Il avait passé tant de temps à souhaiter que les choses soient si simples entre eux. Morgane se leva, reconnaissante et Adam remplit le lave-vaisselle et finit de débarrasser la table comme s’il était chez lui. Après une soirée pareille il pouvait presque croire ce mensonge. Il entendait vaguement à l’étage, Morgane qui sermonnait les deux plus grands. Il ne put s’empêcher de sourire.

 

Quand Morgane redescendit, la table était propre et tout le reste avait été rangé. Le regard que lui adressa alors sa partenaire était indéchiffrable et malgré tout, Adam sut qu’il devait partir au plus vite s’il ne voulait pas faire quelque chose qu’il regretterait, ou pire, qu’il ne regretterait pas du tout.

 

- Bon et bien Morgane, c’était une très bonne soirée.

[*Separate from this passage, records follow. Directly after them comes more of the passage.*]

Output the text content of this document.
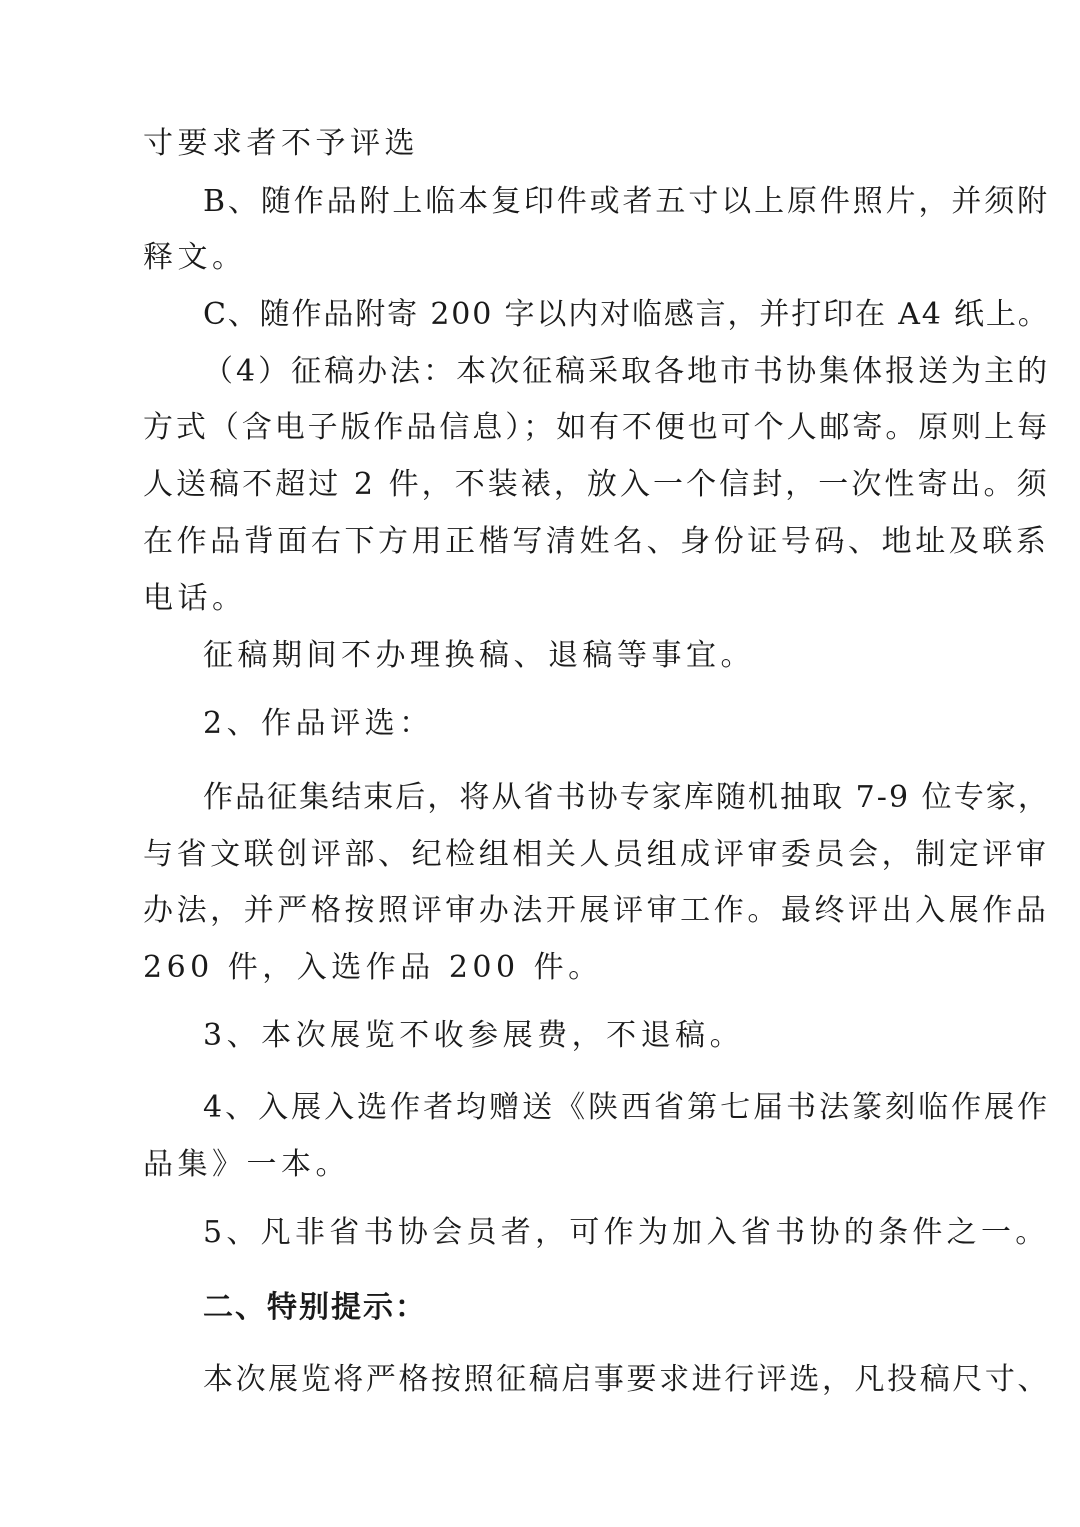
寸要求者不予评选
B、随作品附上临本复印件或者五寸以上原件照片，并须附
释文。
C、随作品附寄 200 字以内对临感言，并打印在 A4 纸上。
（4）征稿办法：本次征稿采取各地市书协集体报送为主的
方式（含电子版作品信息）；如有不便也可个人邮寄。原则上每
人送稿不超过 2 件，不装裱，放入一个信封，一次性寄出。须
在作品背面右下方用正楷写清姓名、身份证号码、地址及联系
电话。
征稿期间不办理换稿、退稿等事宜。
2、作品评选：
作品征集结束后，将从省书协专家库随机抽取 7-9 位专家，
与省文联创评部、纪检组相关人员组成评审委员会，制定评审
办法，并严格按照评审办法开展评审工作。最终评出入展作品
260 件，入选作品 200 件。
3、本次展览不收参展费，不退稿。
4、入展入选作者均赠送《陕西省第七届书法篆刻临作展作
品集》一本。
5、凡非省书协会员者，可作为加入省书协的条件之一。
二、特别提示：
本次展览将严格按照征稿启事要求进行评选，凡投稿尺寸、
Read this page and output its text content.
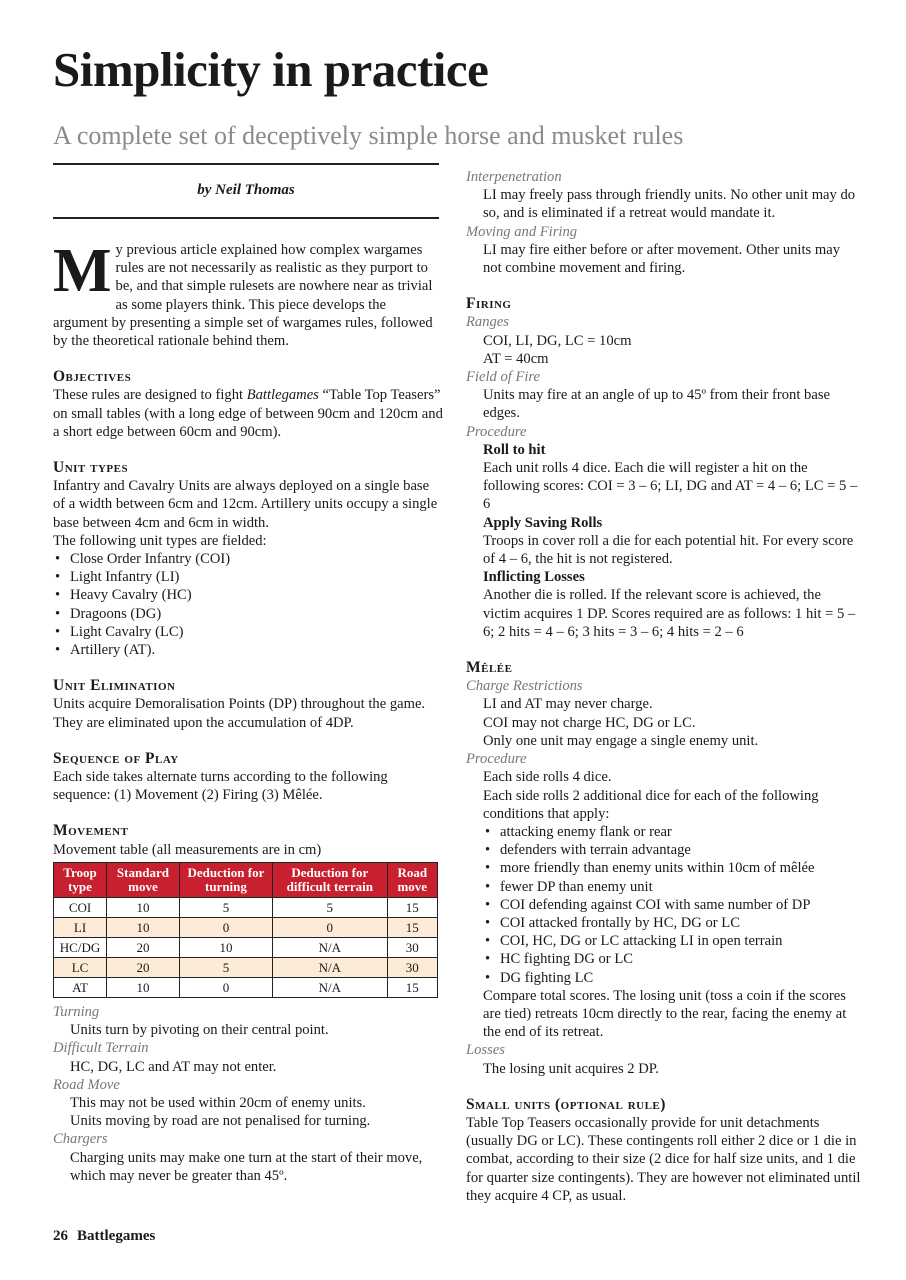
Simplicity in practice
A complete set of deceptively simple horse and musket rules
by Neil Thomas

My previous article explained how complex wargames rules are not necessarily as realistic as they purport to be, and that simple rulesets are nowhere near as trivial as some players think. This piece develops the argument by presenting a simple set of wargames rules, followed by the theoretical rationale behind them.

Objectives

These rules are designed to fight Battlegames “Table Top Teasers” on small tables (with a long edge of between 90cm and 120cm and a short edge between 60cm and 90cm).

Unit types

Infantry and Cavalry Units are always deployed on a single base of a width between 6cm and 12cm. Artillery units occupy a single base between 4cm and 6cm in width.

The following unit types are fielded:

• Close Order Infantry (COI)
• Light Infantry (LI)
• Heavy Cavalry (HC)
• Dragoons (DG)
• Light Cavalry (LC)
• Artillery (AT).

Unit Elimination

Units acquire Demoralisation Points (DP) throughout the game. They are eliminated upon the accumulation of 4DP.

Sequence of Play

Each side takes alternate turns according to the following sequence: (1) Movement (2) Firing (3) Mêlée.

Movement

Movement table (all measurements are in cm)

Troop type	Standard move	Deduction for turning	Deduction for difficult terrain	Road move
COI	10	5	5	15
LI	10	0	0	15
HC/DG	20	10	N/A	30
LC	20	5	N/A	30
AT	10	0	N/A	15

Turning

Units turn by pivoting on their central point.

Difficult Terrain

HC, DG, LC and AT may not enter.

Road Move

This may not be used within 20cm of enemy units.

Units moving by road are not penalised for turning.

Chargers

Charging units may make one turn at the start of their move, which may never be greater than 45º.

Interpenetration

LI may freely pass through friendly units. No other unit may do so, and is eliminated if a retreat would mandate it.

Moving and Firing

LI may fire either before or after movement. Other units may not combine movement and firing.

Firing

Ranges

COI, LI, DG, LC = 10cm

AT = 40cm

Field of Fire

Units may fire at an angle of up to 45º from their front base edges.

Procedure

Roll to hit

Each unit rolls 4 dice. Each die will register a hit on the following scores: COI = 3 – 6; LI, DG and AT = 4 – 6; LC = 5 – 6

Apply Saving Rolls

Troops in cover roll a die for each potential hit. For every score of 4 – 6, the hit is not registered.

Inflicting Losses

Another die is rolled. If the relevant score is achieved, the victim acquires 1 DP. Scores required are as follows: 1 hit = 5 – 6; 2 hits = 4 – 6; 3 hits = 3 – 6; 4 hits = 2 – 6

Mêlée

Charge Restrictions

LI and AT may never charge.

COI may not charge HC, DG or LC.

Only one unit may engage a single enemy unit.

Procedure

Each side rolls 4 dice.

Each side rolls 2 additional dice for each of the following conditions that apply:

• attacking enemy flank or rear
• defenders with terrain advantage
• more friendly than enemy units within 10cm of mêlée
• fewer DP than enemy unit
• COI defending against COI with same number of DP
• COI attacked frontally by HC, DG or LC
• COI, HC, DG or LC attacking LI in open terrain
• HC fighting DG or LC
• DG fighting LC

Compare total scores. The losing unit (toss a coin if the scores are tied) retreats 10cm directly to the rear, facing the enemy at the end of its retreat.

Losses

The losing unit acquires 2 DP.

Small units (optional rule)

Table Top Teasers occasionally provide for unit detachments (usually DG or LC). These contingents roll either 2 dice or 1 die in combat, according to their size (2 dice for half size units, and 1 die for quarter size contingents). They are however not eliminated until they acquire 4 CP, as usual.

26 Battlegames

Merci pour l’invitation.

 

- Vous partez déjà ?, demanda-t-elle si visiblement déçue.

 

Non, je reste. Je reste cette nuit. Je reste les nuits suivantes. Je reste jusqu’à ce que vous en ayez marre de moi et que vous me chassiez, Morgane !

 

- Oui, je devais passer chez ma mère pour voir quelque chose avec Sofiane.

 

Morgane tenta bien de lancer quelques conversations mais Adam ne voulant plus qu’à moitié jouer le jeu, de peur d’où est-ce que ça pourrait l’emmener, les sujets s’épuisaient les uns après les autres. Finalement lorsqu’ils arrivèrent à la porte et que Morgane ne trouva plus aucune excuse pour le retenir, elle ouvrit la porte.

 

- Même pas un petit baiser d’au revoir ?

 

Adam sentait que Morgane ne riait qu’à moitié. Dans d’autres circonstances il aurait sûrement ignoré cette moitié un peu trop sérieuse mais la soirée avait été si bonne que lui-même n’avait pas la force de se le refuser. Il s’approcha d’elle et se délecta de son instant de surprise, avant de déposer un baiser sur sa joue.

 

- Bonne nuit, Morgane.

 

L’intéressée baragouina quelque chose d’à peine intelligible en retour. Adam se retourna prestement et sortit dans la nuit. Une fois la porte refermée derrière lui, sa première pensée fut que ces 3 mois allaient certainement être bien plus long que ce qu’il avait d’abord pensé.